Input Smoothing Factor Adjustment (Sensitivity)
After training begins when the user selects the Run Menu, individual smoothing factors for each of the input variables are displayed. (If column labels exist, they are displayed after training begins.) The input smoothing factor is an adjustment used to modify the overall smoothing to provide a new value for each input. At the end of training, the individual smoothing factors may be used as a sensitivity analysis tool: the larger the factor for a given input, the more important that input is to the model, at least as far as the test set is concerned. Inputs with low smoothing factors are candidates for removal for a later trial. (If the smoothing factor goes to zero, the net has removed the input anyway.)
Individual smoothing factors are unique to each network. The numbers are relative to each other within a given network and they cannot be used to compare inputs from different nets.
Viewing Individual Smoothing Factors: (32-bit training only)

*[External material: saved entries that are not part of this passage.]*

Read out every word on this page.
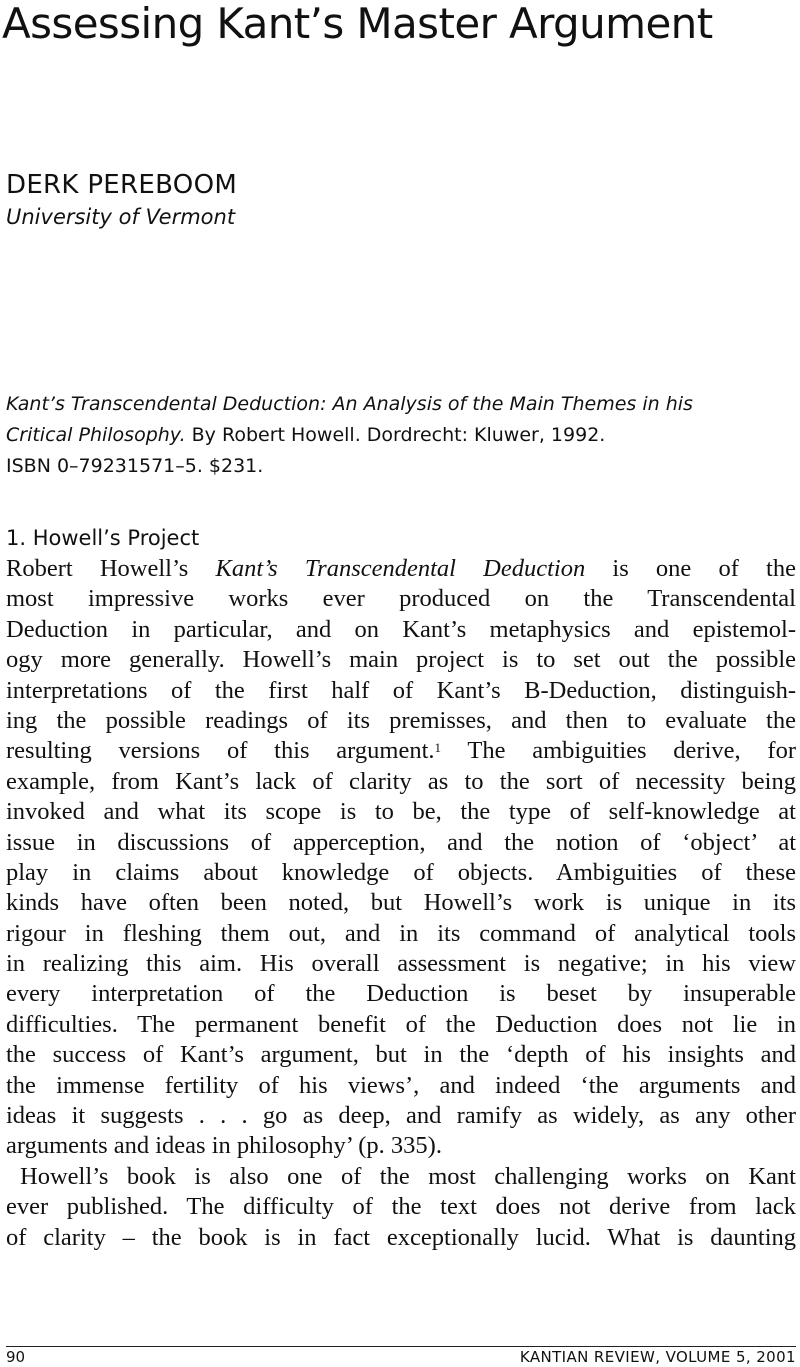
Assessing Kant’s Master Argument
DERK PEREBOOM
University of Vermont
Kant’s Transcendental Deduction: An Analysis of the Main Themes in his
Critical Philosophy. By Robert Howell. Dordrecht: Kluwer, 1992.
ISBN 0–79231571–5. $231.
1. Howell’s Project
Robert Howell’s Kant’s Transcendental Deduction is one of the
most impressive works ever produced on the Transcendental
Deduction in particular, and on Kant’s metaphysics and epistemol-
ogy more generally. Howell’s main project is to set out the possible
interpretations of the first half of Kant’s B-Deduction, distinguish-
ing the possible readings of its premisses, and then to evaluate the
resulting versions of this argument.$^1$ The ambiguities derive, for
example, from Kant’s lack of clarity as to the sort of necessity being
invoked and what its scope is to be, the type of self-knowledge at
issue in discussions of apperception, and the notion of ‘object’ at
play in claims about knowledge of objects. Ambiguities of these
kinds have often been noted, but Howell’s work is unique in its
rigour in fleshing them out, and in its command of analytical tools
in realizing this aim. His overall assessment is negative; in his view
every interpretation of the Deduction is beset by insuperable
difficulties. The permanent benefit of the Deduction does not lie in
the success of Kant’s argument, but in the ‘depth of his insights and
the immense fertility of his views’, and indeed ‘the arguments and
ideas it suggests . . . go as deep, and ramify as widely, as any other
arguments and ideas in philosophy’ (p. 335).
Howell’s book is also one of the most challenging works on Kant
ever published. The difficulty of the text does not derive from lack
of clarity – the book is in fact exceptionally lucid. What is daunting
90	KANTIAN REVIEW, VOLUME 5, 2001
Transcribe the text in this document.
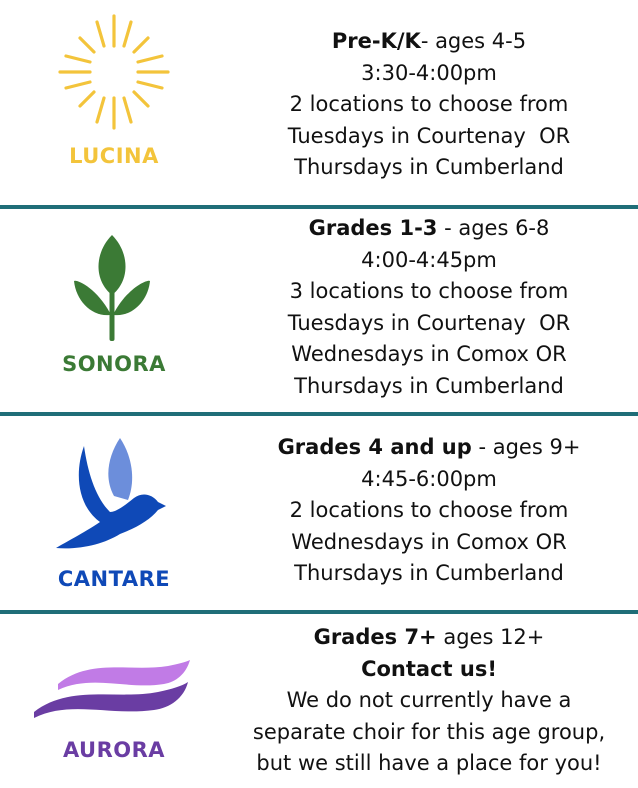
LUCINA
Pre-K/K- ages 4-5
3:30-4:00pm
2 locations to choose from
Tuesdays in Courtenay  OR
Thursdays in Cumberland
SONORA
Grades 1-3 - ages 6-8
4:00-4:45pm
3 locations to choose from
Tuesdays in Courtenay  OR
Wednesdays in Comox OR
Thursdays in Cumberland
CANTARE
Grades 4 and up - ages 9+
4:45-6:00pm
2 locations to choose from
Wednesdays in Comox OR
Thursdays in Cumberland
AURORA
Grades 7+ ages 12+
Contact us!
We do not currently have a
separate choir for this age group,
but we still have a place for you!
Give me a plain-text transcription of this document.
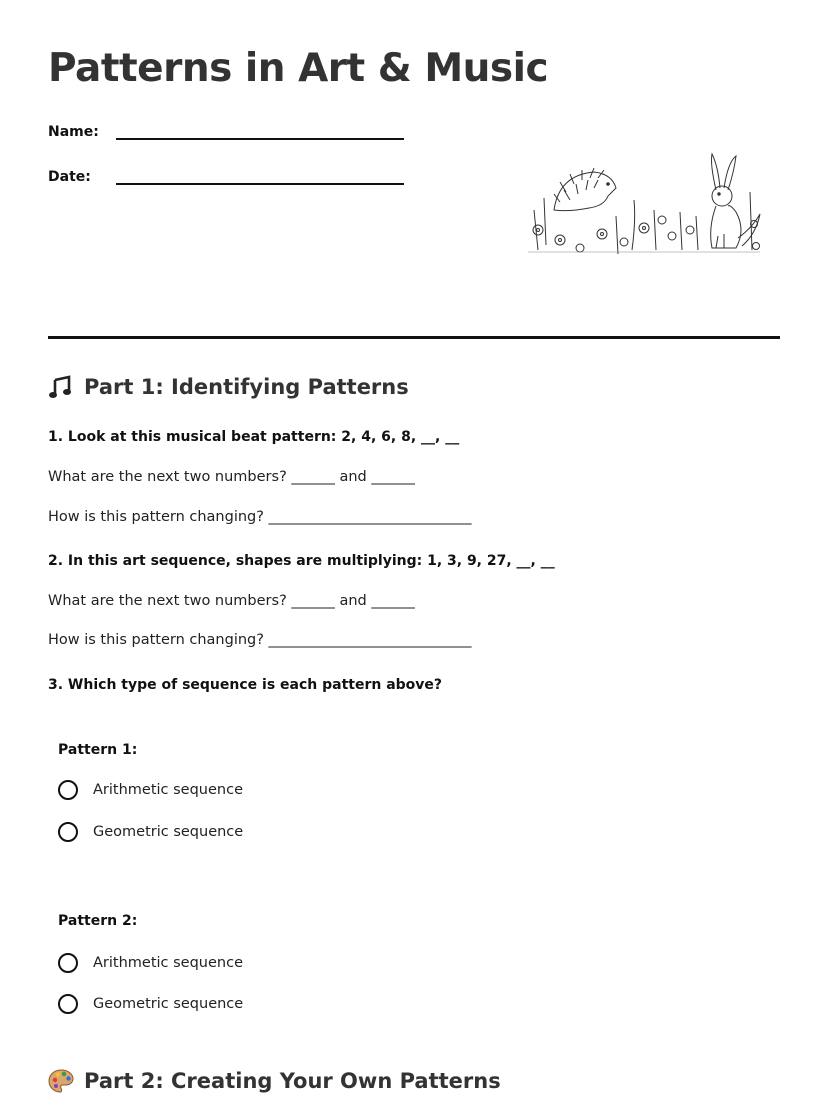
Patterns in Art & Music
Name:
Date:
Part 1: Identifying Patterns
1. Look at this musical beat pattern: 2, 4, 6, 8, __, __
What are the next two numbers? ______ and ______
How is this pattern changing? ____________________________
2. In this art sequence, shapes are multiplying: 1, 3, 9, 27, __, __
What are the next two numbers? ______ and ______
How is this pattern changing? ____________________________
3. Which type of sequence is each pattern above?
Pattern 1:
Arithmetic sequence
Geometric sequence
Pattern 2:
Arithmetic sequence
Geometric sequence
Part 2: Creating Your Own Patterns
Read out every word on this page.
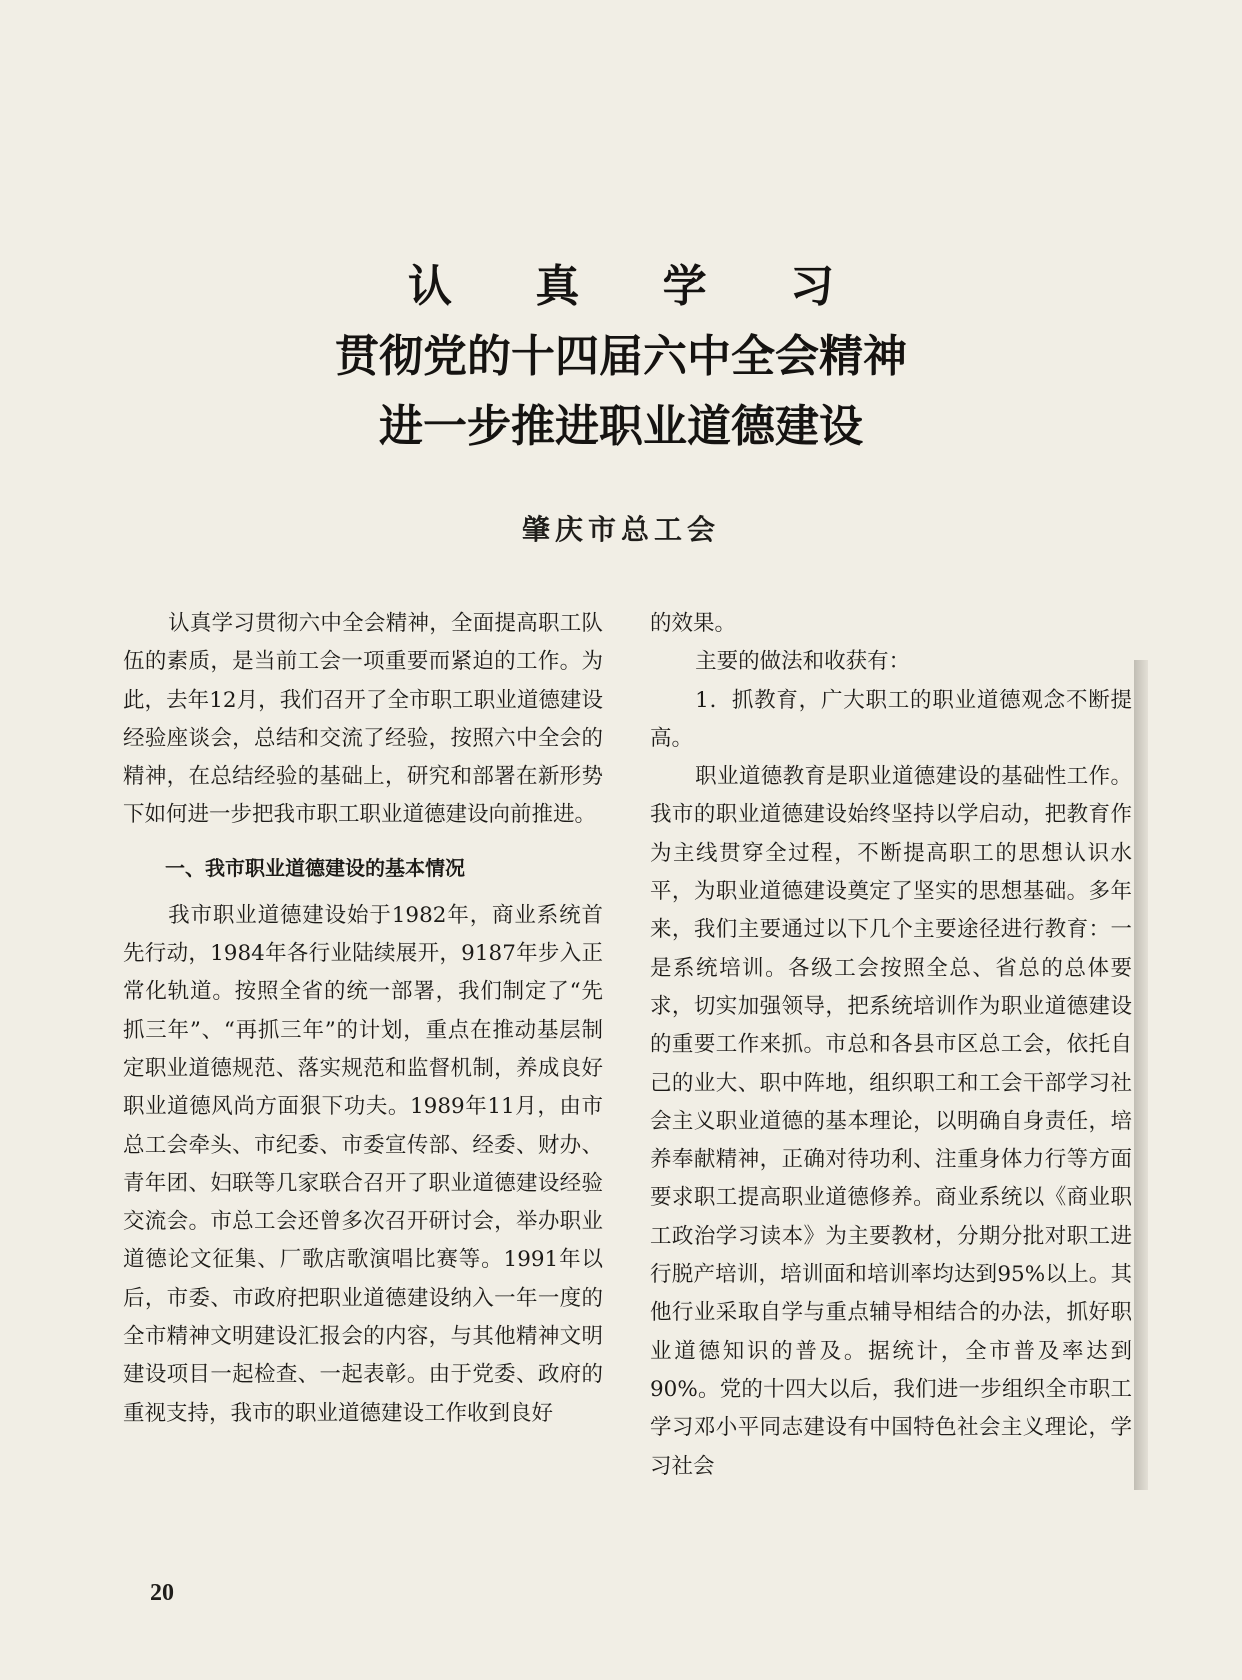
认 真 学 习
贯彻党的十四届六中全会精神
进一步推进职业道德建设
肇庆市总工会

认真学习贯彻六中全会精神，全面提高职工队伍的素质，是当前工会一项重要而紧迫的工作。为此，去年12月，我们召开了全市职工职业道德建设经验座谈会，总结和交流了经验，按照六中全会的精神，在总结经验的基础上，研究和部署在新形势下如何进一步把我市职工职业道德建设向前推进。

一、我市职业道德建设的基本情况

我市职业道德建设始于1982年，商业系统首先行动，1984年各行业陆续展开，9187年步入正常化轨道。按照全省的统一部署，我们制定了“先抓三年”、“再抓三年”的计划，重点在推动基层制定职业道德规范、落实规范和监督机制，养成良好职业道德风尚方面狠下功夫。1989年11月，由市总工会牵头、市纪委、市委宣传部、经委、财办、青年团、妇联等几家联合召开了职业道德建设经验交流会。市总工会还曾多次召开研讨会，举办职业道德论文征集、厂歌店歌演唱比赛等。1991年以后，市委、市政府把职业道德建设纳入一年一度的全市精神文明建设汇报会的内容，与其他精神文明建设项目一起检查、一起表彰。由于党委、政府的重视支持，我市的职业道德建设工作收到良好

的效果。

主要的做法和收获有：

1．抓教育，广大职工的职业道德观念不断提高。

职业道德教育是职业道德建设的基础性工作。我市的职业道德建设始终坚持以学启动，把教育作为主线贯穿全过程，不断提高职工的思想认识水平，为职业道德建设奠定了坚实的思想基础。多年来，我们主要通过以下几个主要途径进行教育：一是系统培训。各级工会按照全总、省总的总体要求，切实加强领导，把系统培训作为职业道德建设的重要工作来抓。市总和各县市区总工会，依托自己的业大、职中阵地，组织职工和工会干部学习社会主义职业道德的基本理论，以明确自身责任，培养奉献精神，正确对待功利、注重身体力行等方面要求职工提高职业道德修养。商业系统以《商业职工政治学习读本》为主要教材，分期分批对职工进行脱产培训，培训面和培训率均达到95%以上。其他行业采取自学与重点辅导相结合的办法，抓好职业道德知识的普及。据统计，全市普及率达到90%。党的十四大以后，我们进一步组织全市职工学习邓小平同志建设有中国特色社会主义理论，学习社会

20
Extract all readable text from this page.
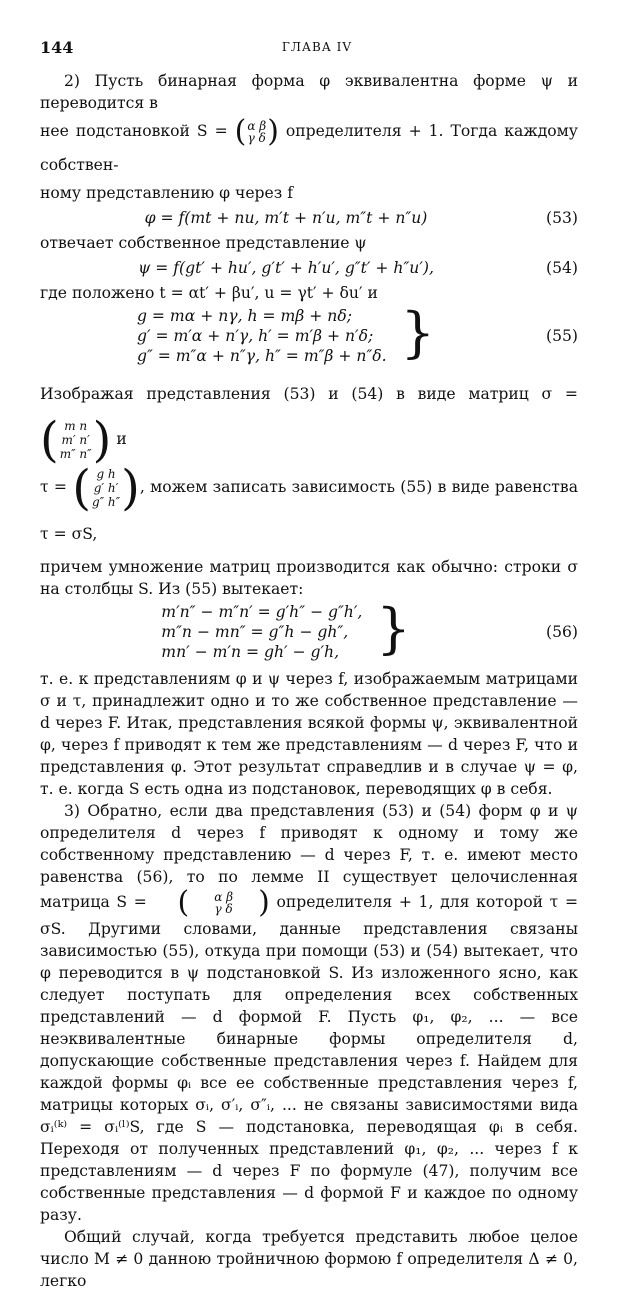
144	ГЛАВА IV

2) Пусть бинарная форма φ эквивалентна форме ψ и переводится в

нее подстановкой S = ( α β
γ δ ) определителя + 1. Тогда каждому собствен-

ному представлению φ через f

φ = f(mt + nu, m′t + n′u, m″t + n″u)	(53)

отвечает собственное представление ψ

ψ = f(gt′ + hu′, g′t′ + h′u′, g″t′ + h″u′),	(54)

где положено t = αt′ + βu′, u = γt′ + δu′ и

g = mα + nγ, h = mβ + nδ;
g′ = m′α + n′γ, h′ = m′β + n′δ;
g″ = m″α + n″γ, h″ = m″β + n″δ. }	(55)

Изображая представления (53) и (54) в виде матриц σ =
( m n
m′ n′
m″ n″ ) и

τ = ( g h
g′ h′
g″ h″ ) , можем записать зависимость (55) в виде равенства τ = σS,

причем умножение матриц производится как обычно: строки σ на столбцы S. Из (55) вытекает:

m′n″ − m″n′ = g′h″ − g″h′,
m″n − mn″ = g″h − gh″,
mn′ − m′n = gh′ − g′h, }	(56)

т. е. к представлениям φ и ψ через f, изображаемым матрицами σ и τ, принадлежит одно и то же собственное представление — d через F. Итак, представления всякой формы ψ, эквивалентной φ, через f приводят к тем же представлениям — d через F, что и представления φ. Этот результат справедлив и в случае ψ = φ, т. е. когда S есть одна из подстановок, переводящих φ в себя.

3) Обратно, если два представления (53) и (54) форм φ и ψ определителя d через f приводят к одному и тому же собственному представлению — d через F, т. е. имеют место равенства (56), то по лемме II существует целочисленная матрица S = (	α β
γ δ ) определителя + 1, для которой τ = σS. Другими словами, данные представления связаны зависимостью (55), откуда при помощи (53) и (54) вытекает, что φ переводится в ψ подстановкой S. Из изложенного ясно, как следует поступать для определения всех собственных представлений — d формой F. Пусть φ₁, φ₂, ... — все неэквивалентные бинарные формы определителя d, допускающие собственные представления через f. Найдем для каждой формы φᵢ все ее собственные представления через f, матрицы которых σᵢ, σ′ᵢ, σ″ᵢ, ... не связаны зависимостями вида σᵢ⁽ᵏ⁾ = σᵢ⁽ˡ⁾S, где S — подстановка, переводящая φᵢ в себя. Переходя от полученных представлений φ₁, φ₂, ... через f к представлениям — d через F по формуле (47), получим все собственные представления — d формой F и каждое по одному разу.

Общий случай, когда требуется представить любое целое число M ≠ 0 данною тройничною формою f определителя Δ ≠ 0, легко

The Set Cell Width option allows you to specify the width of the grid cell by clicking on the button for either By Number (the number of decimal places in the largest individual smoothing factor) or By Name (the number of letters in the largest column name).
The Sort Input Smoothing Factors option allows you to specify the order in which the smoothing factors are displayed. Select from Unsorted (displays the smoothing factors in the order in which the columns appear in the spreadsheet), Ascending (lowest to highest), or Descending (highest to lowest).
Note: Column names appear after training has begun.
Copying Individual Smoothing Factors:
You can copy the smoothing factors to a spreadsheet or word processor by doing the following:
1. Use the File Menu and select the Copy results to clipboard option. .
2. Open a spreadsheet or a word processor and either select Paste from the Edit menu or hit the Control and V keys at the same time.
Note: If you have already trained a net with PNN or GRNN with the iterative option, you will be asked if you want to continue training the net. Because PNN or GRNN networks are trained after one pass of the training data, you will not normally want to continue training. If you change the number of input, output, or hidden neurons, however, you must retrain the network. This may occur when you add more training patterns because PNN or GRNN networks require one hidden neuron for each training pattern.
For networks trained with the genetic adaptive option, you may want to resume training a network after stopping (even if Calibration stopped the training because of lack of progress). You will be given that option in a dialog box that is displayed when you select the Start Training option from the Run Menu. You may also want to start over (usually after selecting a new random seed) but continue with the smoothing factors already found from the last training session. A dialog box allows you to select this option.
File Note: This module defaults to training on a .TRN file, if it exists, or the .PAT file if there is no .TRN file. This module uses the .FIG file created in the Design module and the .MMX file created in the Define Inputs and Outputs module. All of these files for a given problem must reside in the same directory.
Note: If you change the number of input or output neurons, you must retrain the network. You cannot continue training the original network.
This module can be minimized and run in the background while you do other things.